The ruling covered two cases – Riley v. California and United States v. Wurie – wherein individuals’ cellphones were searched without warrants and police found information leading to significant criminal charges. Whether the men in each case had committed the crimes in question is not the issue. What is at stake is the extent to which law enforcement can help itself, without permission or probable cause, to Americans’ most personal spaces. The Supreme Court opinion, written by Chief Justice John G. Roberts, makes it abundantly clear that cellphones qualify – as much or even more so – than homes, papers or other “effects.”

“A cellphone search would typically expose to the government far more than the most exhaustive search of a house: A phone not only contains in digital form many sensitive records previously found in the home; it also contains a broad array of private information never found in a home in any form – unless the phone is,” Roberts wrote.

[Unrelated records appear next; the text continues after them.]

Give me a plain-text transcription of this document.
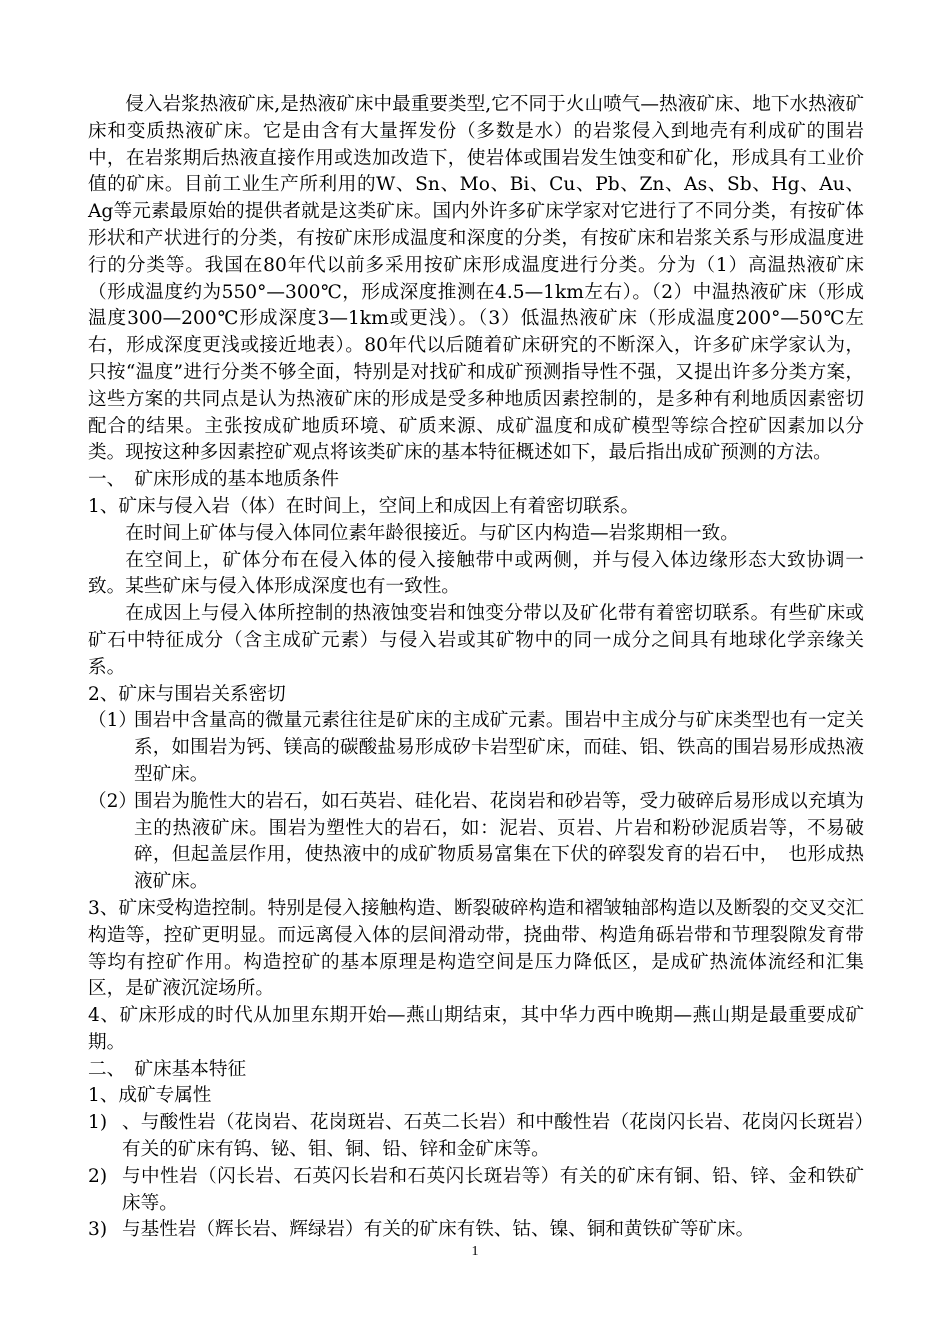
侵入岩浆热液矿床,是热液矿床中最重要类型,它不同于火山喷气—热液矿床、地下水热液矿床和变质热液矿床。它是由含有大量挥发份（多数是水）的岩浆侵入到地壳有利成矿的围岩中，在岩浆期后热液直接作用或迭加改造下，使岩体或围岩发生蚀变和矿化，形成具有工业价值的矿床。目前工业生产所利用的W、Sn、Mo、Bi、Cu、Pb、Zn、As、Sb、Hg、Au、Ag等元素最原始的提供者就是这类矿床。国内外许多矿床学家对它进行了不同分类，有按矿体形状和产状进行的分类，有按矿床形成温度和深度的分类，有按矿床和岩浆关系与形成温度进行的分类等。我国在80年代以前多采用按矿床形成温度进行分类。分为（1）高温热液矿床（形成温度约为550°—300℃，形成深度推测在4.5—1km左右）。（2）中温热液矿床（形成温度300—200℃形成深度3—1km或更浅）。（3）低温热液矿床（形成温度200°—50℃左右，形成深度更浅或接近地表）。80年代以后随着矿床研究的不断深入，许多矿床学家认为，只按“温度”进行分类不够全面，特别是对找矿和成矿预测指导性不强，又提出许多分类方案，这些方案的共同点是认为热液矿床的形成是受多种地质因素控制的，是多种有利地质因素密切配合的结果。主张按成矿地质环境、矿质来源、成矿温度和成矿模型等综合控矿因素加以分类。现按这种多因素控矿观点将该类矿床的基本特征概述如下，最后指出成矿预测的方法。

一、　矿床形成的基本地质条件

1、矿床与侵入岩（体）在时间上，空间上和成因上有着密切联系。

在时间上矿体与侵入体同位素年龄很接近。与矿区内构造—岩浆期相一致。

在空间上，矿体分布在侵入体的侵入接触带中或两侧，并与侵入体边缘形态大致协调一致。某些矿床与侵入体形成深度也有一致性。

在成因上与侵入体所控制的热液蚀变岩和蚀变分带以及矿化带有着密切联系。有些矿床或矿石中特征成分（含主成矿元素）与侵入岩或其矿物中的同一成分之间具有地球化学亲缘关系。

2、矿床与围岩关系密切

（1）
围岩中含量高的微量元素往往是矿床的主成矿元素。围岩中主成分与矿床类型也有一定关系，如围岩为钙、镁高的碳酸盐易形成矽卡岩型矿床，而硅、铝、铁高的围岩易形成热液型矿床。
（2）
围岩为脆性大的岩石，如石英岩、硅化岩、花岗岩和砂岩等，受力破碎后易形成以充填为主的热液矿床。围岩为塑性大的岩石，如：泥岩、页岩、片岩和粉砂泥质岩等，不易破碎，但起盖层作用，使热液中的成矿物质易富集在下伏的碎裂发育的岩石中，　也形成热液矿床。

3、矿床受构造控制。特别是侵入接触构造、断裂破碎构造和褶皱轴部构造以及断裂的交叉交汇构造等，控矿更明显。而远离侵入体的层间滑动带，挠曲带、构造角砾岩带和节理裂隙发育带等均有控矿作用。构造控矿的基本原理是构造空间是压力降低区，是成矿热流体流经和汇集区，是矿液沉淀场所。

4、矿床形成的时代从加里东期开始—燕山期结束，其中华力西中晚期—燕山期是最重要成矿期。

二、　矿床基本特征

1、成矿专属性

1) 、与酸性岩（花岗岩、花岗斑岩、石英二长岩）和中酸性岩（花岗闪长岩、花岗闪长斑岩）有关的矿床有钨、铋、钼、铜、铅、锌和金矿床等。
2) 与中性岩（闪长岩、石英闪长岩和石英闪长斑岩等）有关的矿床有铜、铅、锌、金和铁矿床等。
3) 与基性岩（辉长岩、辉绿岩）有关的矿床有铁、钴、镍、铜和黄铁矿等矿床。
1
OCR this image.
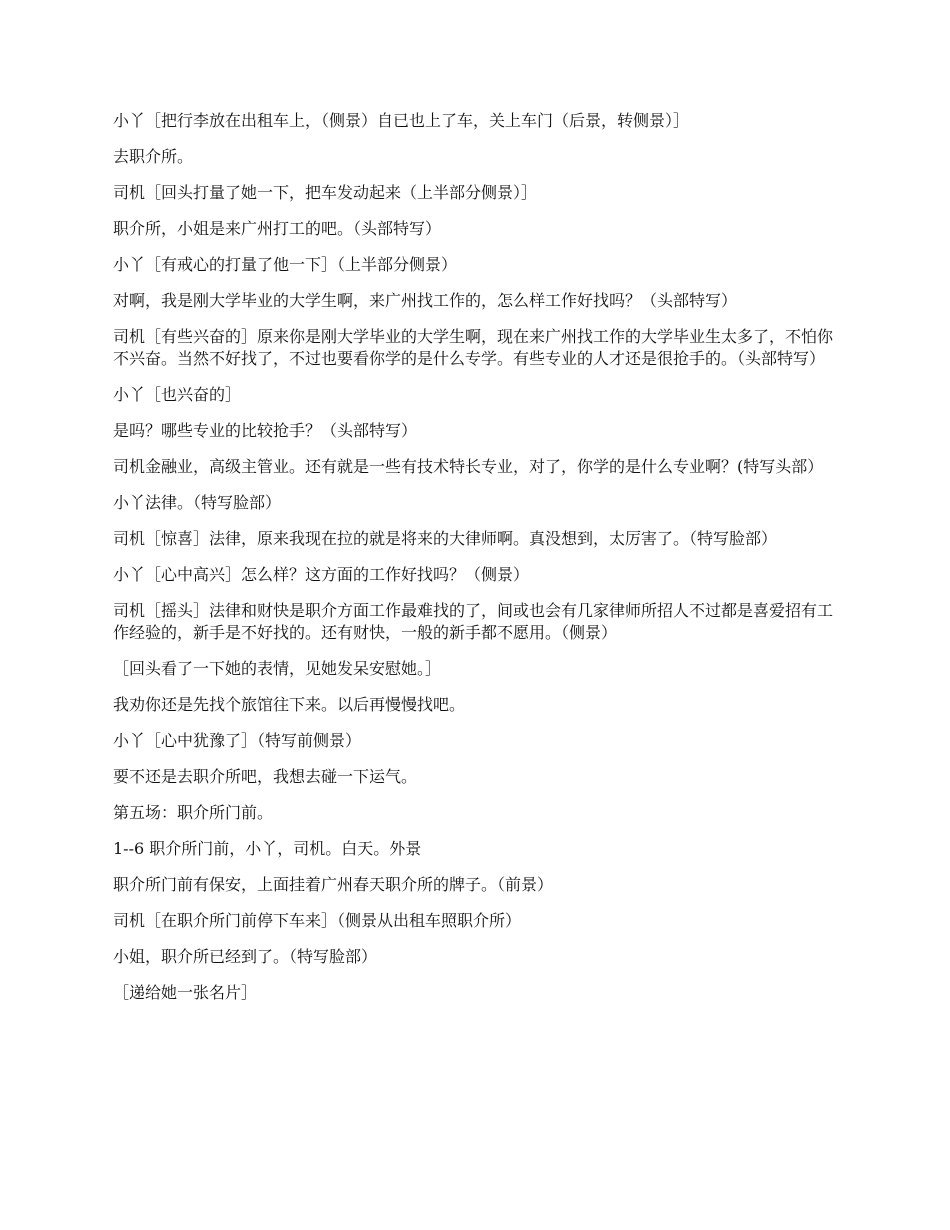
小丫［把行李放在出租车上，（侧景）自已也上了车，关上车门（后景，转侧景）］

去职介所。

司机［回头打量了她一下，把车发动起来（上半部分侧景）］

职介所，小姐是来广州打工的吧。（头部特写）

小丫［有戒心的打量了他一下］（上半部分侧景）

对啊，我是刚大学毕业的大学生啊，来广州找工作的，怎么样工作好找吗？（头部特写）

司机［有些兴奋的］原来你是刚大学毕业的大学生啊，现在来广州找工作的大学毕业生太多了，不怕你不兴奋。当然不好找了，不过也要看你学的是什么专学。有些专业的人才还是很抢手的。（头部特写）

小丫［也兴奋的］

是吗？哪些专业的比较抢手？（头部特写）

司机金融业，高级主管业。还有就是一些有技术特长专业，对了，你学的是什么专业啊？(特写头部）

小丫法律。（特写脸部）

司机［惊喜］法律，原来我现在拉的就是将来的大律师啊。真没想到，太厉害了。（特写脸部）

小丫［心中高兴］怎么样？这方面的工作好找吗？（侧景）

司机［摇头］法律和财快是职介方面工作最难找的了，间或也会有几家律师所招人不过都是喜爱招有工作经验的，新手是不好找的。还有财快，一般的新手都不愿用。（侧景）

［回头看了一下她的表情，见她发呆安慰她。］

我劝你还是先找个旅馆往下来。以后再慢慢找吧。

小丫［心中犹豫了］（特写前侧景）

要不还是去职介所吧，我想去碰一下运气。

第五场：职介所门前。

1--6 职介所门前，小丫，司机。白天。外景

职介所门前有保安，上面挂着广州春天职介所的牌子。（前景）

司机［在职介所门前停下车来］（侧景从出租车照职介所）

小姐，职介所已经到了。（特写脸部）

［递给她一张名片］
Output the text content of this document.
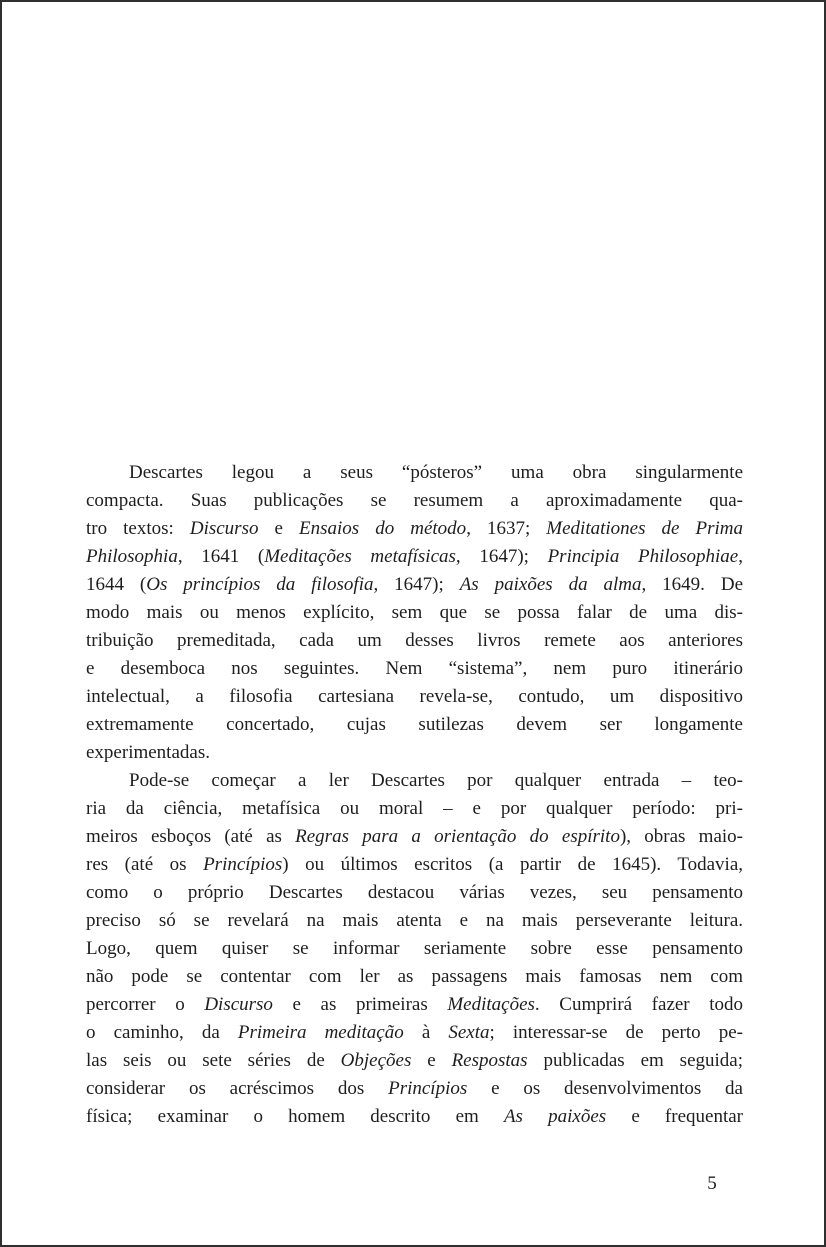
Descartes legou a seus “pósteros” uma obra singularmente
compacta. Suas publicações se resumem a aproximadamente qua-
tro textos: Discurso e Ensaios do método, 1637; Meditationes de Prima
Philosophia, 1641 (Meditações metafísicas, 1647); Principia Philosophiae,
1644 (Os princípios da filosofia, 1647); As paixões da alma, 1649. De
modo mais ou menos explícito, sem que se possa falar de uma dis-
tribuição premeditada, cada um desses livros remete aos anteriores
e desemboca nos seguintes. Nem “sistema”, nem puro itinerário
intelectual, a filosofia cartesiana revela-se, contudo, um dispositivo
extremamente concertado, cujas sutilezas devem ser longamente
experimentadas.
Pode-se começar a ler Descartes por qualquer entrada – teo-
ria da ciência, metafísica ou moral – e por qualquer período: pri-
meiros esboços (até as Regras para a orientação do espírito), obras maio-
res (até os Princípios) ou últimos escritos (a partir de 1645). Todavia,
como o próprio Descartes destacou várias vezes, seu pensamento
preciso só se revelará na mais atenta e na mais perseverante leitura.
Logo, quem quiser se informar seriamente sobre esse pensamento
não pode se contentar com ler as passagens mais famosas nem com
percorrer o Discurso e as primeiras Meditações. Cumprirá fazer todo
o caminho, da Primeira meditação à Sexta; interessar-se de perto pe-
las seis ou sete séries de Objeções e Respostas publicadas em seguida;
considerar os acréscimos dos Princípios e os desenvolvimentos da
física; examinar o homem descrito em As paixões e frequentar
5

The opinion goes on to affirm that without a clear, compelling reason to explore this trove of private information, the government has no business snooping in it – even if doing so would aid in solving a crime. “We cannot deny that our decision today will have an impact on the ability of law enforcement to combat crime. … Cellphones have become important tools … among members of criminal enterprises and can provide valuable incriminating information about dangerous criminals. Privacy comes at a cost,” Roberts wrote.

The strength and unanimity of the ruling reflects the court’s recognition of changing times pursuant to the Fourth Amendment’s protections and places citizens’ right to expect those protections in today’s context. While those who are placed under arrest do give up some of their privacy with respect to searches – pat downs are allowed to protect officers’ safety, confiscate contraband or preserve any relevant evidence – it does not follow that an endless exploration of the arrestee’s comings, goings and associates is reasonable. “That is like saying a ride on horseback is materially indistinguishable from a flight to the moon. Both are ways of getting from point A to point B, but little else justifies lumping them together. Modern cellphones, as a category, implicate privacy concerns far beyond those implicated by the search of a cigarette pack, a wallet, or a purse,” Roberts wrote.

The Supreme Court justices – all nine of them – did right by the Constitution in their ruling requiring a warrant to search citizens’ cellphones. While privacy comes at a cost, it is one that Americans are willing to pay, with few exceptions. Preserving that right is foundational to a free society.